De op de verveelding voor 'Verkeer' aangewezen gronden zijn bestemd voor:
wegen, straten en paden met hoofdzakelijk een verkeersfunctie of verblijfsfunctie;
en/of
voet- en rijwielpaden;
parkeervoorzieningen;
bermen en beplanting;
straatmeubilair;
waterlopen en waterpartijen;
oeververbindingen (bruggen);
evenementen;
in- en uitritten.
5.2 Bouwregels
5.2.1 Gebouwen
Voor het bouwen van gebouwen gelden de volgende bepalingen:
op of in deze gronden mogen uitsluitend gebouwen ten behoeve van voorzieningen van algemeen nut worden gebouwd;
de bouwhoogte van gebouwen bedraagt maximaal 3 m;
de maximale oppervlakte van gebouwen bedraagt 15 m².

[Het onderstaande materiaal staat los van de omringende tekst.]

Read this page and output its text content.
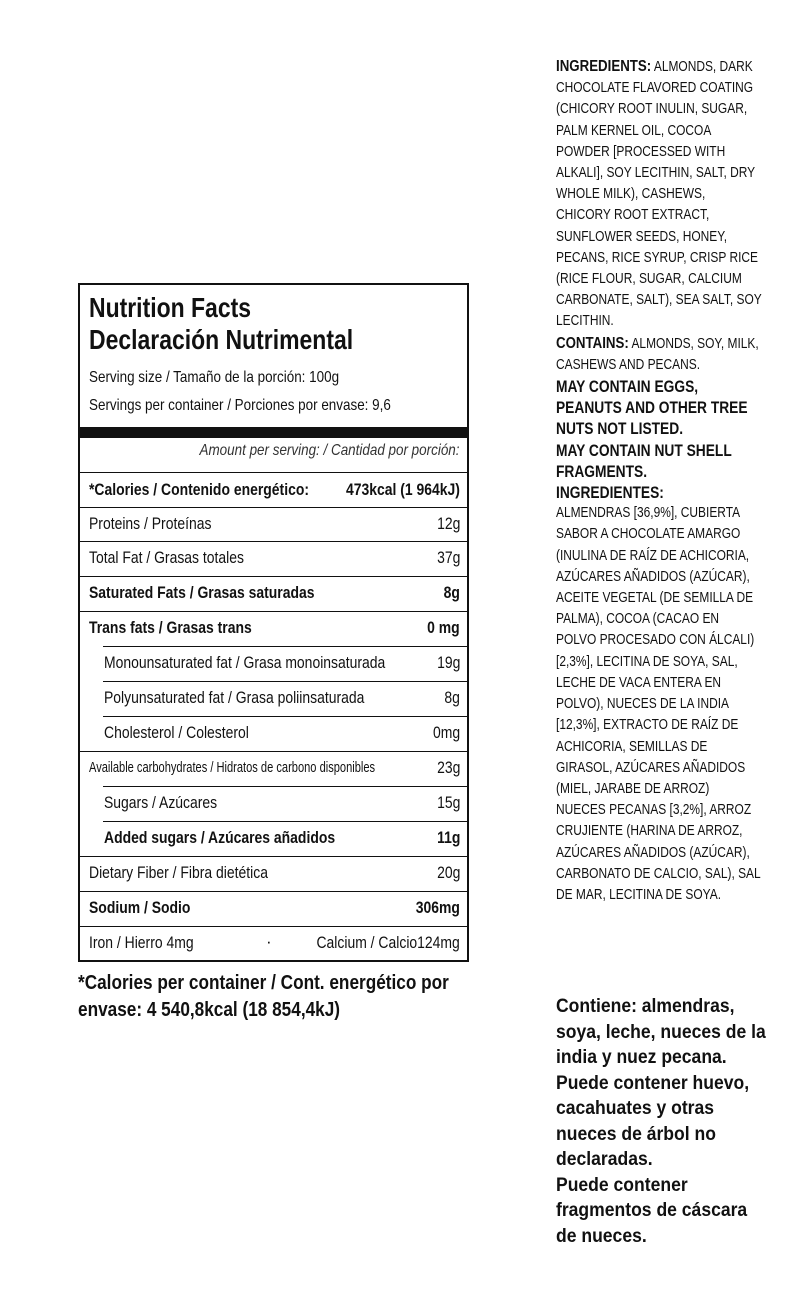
Nutrition Facts
Declaración Nutrimental
Serving size / Tamaño de la porción: 100g
Servings per container / Porciones por envase: 9,6
Amount per serving: / Cantidad por porción:
*Calories / Contenido energético: 473kcal (1 964kJ)
Proteins / Proteínas	12g
Total Fat / Grasas totales	37g
Saturated Fats / Grasas saturadas	8g
Trans fats / Grasas trans	0 mg
Monounsaturated fat / Grasa monoinsaturada	19g
Polyunsaturated fat / Grasa poliinsaturada	8g
Cholesterol / Colesterol	0mg
Available carbohydrates / Hidratos de carbono disponibles	23g
Sugars / Azúcares	15g
Added sugars / Azúcares añadidos	11g
Dietary Fiber / Fibra dietética	20g
Sodium / Sodio	306mg
Iron / Hierro 4mg	·	Calcium / Calcio124mg
*Calories per container / Cont. energético por envase: 4 540,8kcal (18 854,4kJ)
INGREDIENTS: ALMONDS, DARK CHOCOLATE FLAVORED COATING (CHICORY ROOT INULIN, SUGAR, PALM KERNEL OIL, COCOA POWDER [PROCESSED WITH ALKALI], SOY LECITHIN, SALT, DRY WHOLE MILK), CASHEWS, CHICORY ROOT EXTRACT, SUNFLOWER SEEDS, HONEY, PECANS, RICE SYRUP, CRISP RICE (RICE FLOUR, SUGAR, CALCIUM CARBONATE, SALT), SEA SALT, SOY LECITHIN.
CONTAINS: ALMONDS, SOY, MILK, CASHEWS AND PECANS.
MAY CONTAIN EGGS, PEANUTS AND OTHER TREE NUTS NOT LISTED.
MAY CONTAIN NUT SHELL FRAGMENTS.
INGREDIENTES:
ALMENDRAS [36,9%], CUBIERTA SABOR A CHOCOLATE AMARGO (INULINA DE RAÍZ DE ACHICORIA, AZÚCARES AÑADIDOS (AZÚCAR), ACEITE VEGETAL (DE SEMILLA DE PALMA), COCOA (CACAO EN POLVO PROCESADO CON ÁLCALI) [2,3%], LECITINA DE SOYA, SAL, LECHE DE VACA ENTERA EN POLVO), NUECES DE LA INDIA [12,3%], EXTRACTO DE RAÍZ DE ACHICORIA, SEMILLAS DE GIRASOL, AZÚCARES AÑADIDOS (MIEL, JARABE DE ARROZ) NUECES PECANAS [3,2%], ARROZ CRUJIENTE (HARINA DE ARROZ, AZÚCARES AÑADIDOS (AZÚCAR), CARBONATO DE CALCIO, SAL), SAL DE MAR, LECITINA DE SOYA.
Contiene: almendras, soya, leche, nueces de la india y nuez pecana.
Puede contener huevo, cacahuates y otras nueces de árbol no declaradas.
Puede contener fragmentos de cáscara de nueces.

5.2.2 Bouwwerken, geen gebouwen zijnde
Voor het bouwen van bouwwerken, geen gebouwen zijnde, gelden de volgende bepalingen:
de bouwhoogte van bouwwerken, geen gebouwen zijnde, mag maximaal 5 m bedragen;
overkappingen zijn niet toegestaan.
5.3 Specifieke gebruiksregels
Tot een strijdig gebruik van gronden en bouwwerken, wordt in elk geval gerekend het gebruik voor:
het opslaan van onbruikbare of althans aan hun oorspronkelijke gebruik onttrokken voorwerpen, goederen, stoffen en materialen en van emballage en/of afval, behoudens voor zover zulks noodzakelijk is in verband met het op de bestemming gerichte gebruik van de grond;
het opslaan, opgeslagen houden, storten of lozen van vaste of vloeibare afvalstoffen behoudens voor zover zulks noodzakelijk is in verband met het op de bestemming gerichte gebruik van de grond.